Zudem wies das Gericht darauf hin, dass der ETV auch im Hinblick auf den Regelungsgegenstand – Ausgleichsleistungen bei einer Betriebsschließung – wirksam sei, also auch Tarifvertragsparteien – mit anderen Worten: nicht nur Betriebsräte – diese vereinbaren könnten.
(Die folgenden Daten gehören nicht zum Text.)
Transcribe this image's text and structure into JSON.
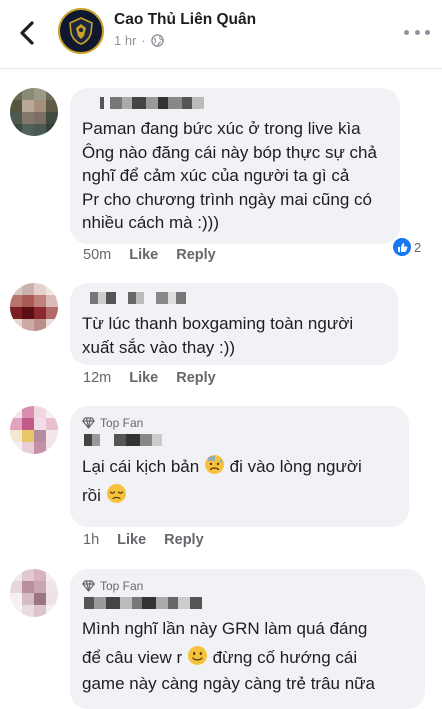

Es führte in Übereinstimmung mit seiner früheren Argumentation aus (BAG, Urteil vom 23.03.2011 – Az. 10 AZR 701/09), dass Stichtagsregelungen zudem zulässig seien, wenn sich die Wahl des Stichtags am gegebenen Sachverhalt orientiere und wie vorliegend in engem zeitlichem Zusammenhang mit dem Abschluss des Tarifvertrags stehe.
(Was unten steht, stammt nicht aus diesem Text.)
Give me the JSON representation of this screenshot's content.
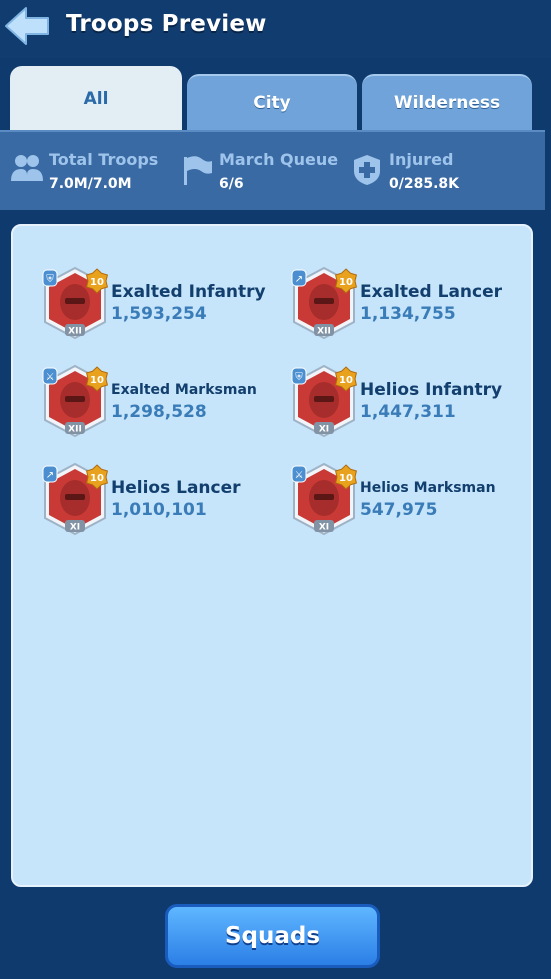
{
  "header": {
    "title": "Troops Preview"
  },
  "tabs": [
    {
      "label": "All",
      "active": true
    },
    {
      "label": "City",
      "active": false
    },
    {
      "label": "Wilderness",
      "active": false
    }
  ],
  "stats": [
    {
      "label": "Total Troops",
      "value": "7.0M/7.0M",
      "icon": "people-icon"
    },
    {
      "label": "March Queue",
      "value": "6/6",
      "icon": "flag-icon"
    },
    {
      "label": "Injured",
      "value": "0/285.8K",
      "icon": "medical-cross-icon"
    }
  ],
  "troops": [
    {
      "name": "Exalted Infantry",
      "count": "1,593,254",
      "level": "10",
      "tier": "XII",
      "type": "shield-icon"
    },
    {
      "name": "Exalted Lancer",
      "count": "1,134,755",
      "level": "10",
      "tier": "XII",
      "type": "lance-icon"
    },
    {
      "name": "Exalted Marksman",
      "count": "1,298,528",
      "level": "10",
      "tier": "XII",
      "type": "crossbow-icon"
    },
    {
      "name": "Helios Infantry",
      "count": "1,447,311",
      "level": "10",
      "tier": "XI",
      "type": "shield-icon"
    },
    {
      "name": "Helios Lancer",
      "count": "1,010,101",
      "level": "10",
      "tier": "XI",
      "type": "lance-icon"
    },
    {
      "name": "Helios Marksman",
      "count": "547,975",
      "level": "10",
      "tier": "XI",
      "type": "crossbow-icon"
    }
  ],
  "footer": {
    "squads_label": "Squads"
  },
  "colors": {
    "background": "#0f3a6e",
    "panel": "#c6e4fa",
    "accent": "#2b7fe6",
    "badge_red": "#c93a36",
    "level_gold": "#e8a21d"
  }
}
Auch der Interessenausgleich, mittels dessen der Tarifvertrag, nicht aber der ETV, für alle betroffenen Mitarbeiter vereinbart wurde, sei nicht angreifbar, da der ETV, der die zeitliche Differenzierung vorsehe, in diesem Rahmen gerade nicht vereinbart worden sei.
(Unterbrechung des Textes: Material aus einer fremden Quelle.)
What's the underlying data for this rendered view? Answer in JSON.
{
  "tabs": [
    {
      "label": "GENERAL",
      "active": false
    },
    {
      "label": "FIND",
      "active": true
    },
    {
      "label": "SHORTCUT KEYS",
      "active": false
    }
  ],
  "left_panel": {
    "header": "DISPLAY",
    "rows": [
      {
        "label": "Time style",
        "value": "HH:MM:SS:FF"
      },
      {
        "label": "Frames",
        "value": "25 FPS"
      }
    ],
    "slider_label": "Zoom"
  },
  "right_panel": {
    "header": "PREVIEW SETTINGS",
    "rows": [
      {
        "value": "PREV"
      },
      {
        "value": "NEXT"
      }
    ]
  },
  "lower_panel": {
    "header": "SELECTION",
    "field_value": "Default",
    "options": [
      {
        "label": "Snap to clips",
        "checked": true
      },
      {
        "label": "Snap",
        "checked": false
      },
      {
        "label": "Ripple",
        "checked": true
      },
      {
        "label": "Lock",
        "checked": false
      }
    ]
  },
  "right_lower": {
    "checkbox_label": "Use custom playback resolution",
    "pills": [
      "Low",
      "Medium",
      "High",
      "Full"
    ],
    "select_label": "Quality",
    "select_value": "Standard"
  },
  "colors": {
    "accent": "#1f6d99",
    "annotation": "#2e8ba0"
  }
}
Das LAG stellt zudem klar, dass auch eine Feststellung der Unwirksamkeit der Differenzierungsklausel insgesamt oder der Stichtagsregelung nicht zu einem Anspruch der Nichtmitglieder oder der später Beitretenden auf die Sonderleistungen geführt hätte. Eine „Anpassung nach oben“ könne insbesondere nicht auf den arbeitsrechtlichen oder den betriebsverfassungsrechtlichen Gleichbehandlungsgrundsatz gestützt werden. Ersterer binde einen Arbeitgeber nur an selbst aufgestellte Regelungen, nicht jedoch an solche aus Tarifverträgen. Ebenso ließe sich auch aus dem betriebsverfassungsrechtlichen Gleichbehandlungsgrundsatz kein Anspruch auf eine höhere Leistung ableiten, da dieser Grundsatz dem Arbeitnehmer keine subjektiven Rechte gegenüber dem Arbeitgeber verleihe.

Fazit

Die Entscheidung setzt die Rechtsprechung zur Zulässigkeit von Differenzierungsklauseln und Stichtagsregelungen fort. Die Sachverhaltsgestaltung war jedoch insoweit besonders, als hier eine Binnendifferenzierung zwischen Gewerkschaftsmitgliedern gegenständlich war. Zentraler Ausgangspunkt für die Zulässigkeit der vorliegenden Differenzierungsklausel war die Tatsache, dass es weiterhin in der Disposition des Arbeitgebers stand, den Nichtmitgliedern Sonderleistungen zu gewähren. Er muss es aber nicht – und Arbeitnehmer können auch durch einen nachträglichen Beitritt, besser „Trittbrettfahren“, nicht in den Genuss der „Extrawurst“ kommen. Es bleibt aber die Frage, wie sie auch in der Klage formuliert wurde, ob Arbeitnehmer eines tarifgebundenen Unternehmens angesichts dieser Rechtsprechung nicht besser frühzeitig einer Gewerkschaft beitreten sollten, um eventuelle künftige Leistungen gerade bei einer Schließung zu sichern, denn Verlass auf die Gleichstellung durch den Arbeitgeber – gerade im Schließungsfall – besteht nicht.